Letta s'è stufato delle bizze di Conte, e ora rivaluta il proporzionale
"Il sentiero è stretto", come dice Guerini, ma bisogna provarci. Gli sfoghi del segretario del Pd sull'inaffidabilità del leader grillino: dopo il Quirinale anche la guerra. La riunione promossa da Orfini vede l'adesione di tutti i ministri e i capicorrente dem. Provarci ma senza parlarne troppo, questa è la linea del Nazareno
La consapevolezza condivisa è quella che indica Lorenzo Guerini, ché “il sentiero è stretto”. E però accanto a questa se ne è affiancata un’altra, e s’è radicata anche in chi finora vi s’era opposto, e cioè che insomma quel percorso, quello che porterebbe al proporzionale, va tentato. Del resto Enrico Letta, maggioritarista convinto, aveva già lanciato dei segnali in tal senso ai suoi ministri, la scorsa settimana. E lo aveva fatto nella consapevolezza che qualcosa, con Giuseppe Conte, s’era rotto davvero. Perché dopo il Quirinale è arrivata la guerra a indicare che “su certi presupposti fondamentali, su certi valori per noi non negoziabili”, da parte del leader del M5s manca affidabilità. “Perché da parte nostra nei confronti di Conte c’è stata una disponibilità estrema”, e invece sia sul capo dello stato, sia sul collocamento internazionale, il fu avvocato del popolo preferisce tenersi le mani libere. Dunque che fare?
Per Matteo Orfini bisognerebbe partire da qui: “Dal riconoscere che il trentennio nato sulla svolta maggioritaria è stato un sostanziale fallimento”. E’ su questa premessa che il deputato dem ha riunito ieri, alla Camera, in una riunione ristretta, i capicorrente del Pd. Tutti convinti nel riconoscere le ragioni del proporzionale. Non solo il ministro della Difesa, che quella strada l’avrebbe imboccata con convinzione dopo la farsa quirinalizia di Conte, ma anche quello del Lavoro, Andrea Orlando, e con loro Dario Franceschini. Il quale ha evidenziato, d’altronde, come “proprio questa legislatura dimostra che non basta ancorarsi al maggioritario per evitare di ritrovarsi a dover fare, dopo le elezioni, coalizioni di ogni tipo”. Provarci, insomma.
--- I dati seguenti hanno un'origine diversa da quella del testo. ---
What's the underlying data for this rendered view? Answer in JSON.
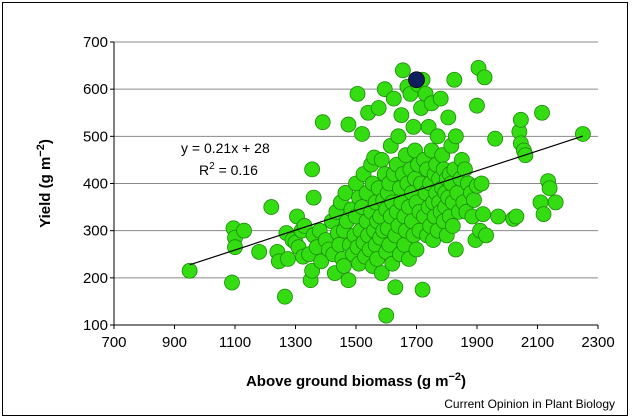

Questa è la tesi. “Pur nella consapevolezza che in ogni caso restano due fronti contrapposti, e noi non perdiamo di vista i punti di collegamento tra le forze riformiste, di centrosinistra, progressiste”, ha detto Marco Meloni, consigliere politico di Letta che alla riunione interna promossa dall’associazione LeftWing, think thank dei Giovani turchi, ha portato la linea del Nazareno.
Che tiene conto, in effetti, anche delle obiezioni poste da Nicola Zingaretti. Il quale ha rammentato, come ha fatto anche Andrea Marcucci, che “quella del proporzionale resta una priorità del Pd, dopo il taglio dei parlamentari”, e che però conviene superare ogni vaghezza: “Diamoci un programma preciso, perché i dieci mesi che restano sono pochi, e se ci rendiamo conto che non si può ottenere il proporzionale, agiamo di conseguenza”.
Perché poi, al fondo, resta questo il problema. Come fare? La speranza di convincere Forza Italia a sganciarsi dal centrodestra pare archiviata dal riavvicinamento del Cav. a Matteo Salvini. Quest’ultimo, in realtà, nei colloqui riservati è assai meno categorico, nell’opporsi al proporzionale. “Ma allora non lasciamoci schiacciare dalla sua retorica per cui, con la crisi che c’è, noi di sinistra pensiamo solo alla legge elettorale”, ha insistito Orfini ieri. “Qualunque legge è meglio di quella attuale”, ripete Giancarlo Giorgetti agli ambasciatori del Pd. E a questo, che non è molto, s’aggrappano gli speranzosi. Ai quali però Letta consiglia di sperare sottovoce. “Perché la convenienza del proporzionale per il Pd è diventata evidente già dopo il pasticcio del Quirinale. E però incaponirsi su questa strada sarebbe un’ammissione di debolezza, significherebbe ammettere che sappiamo di non poter vincere, e quindi meglio puntare al pareggio”.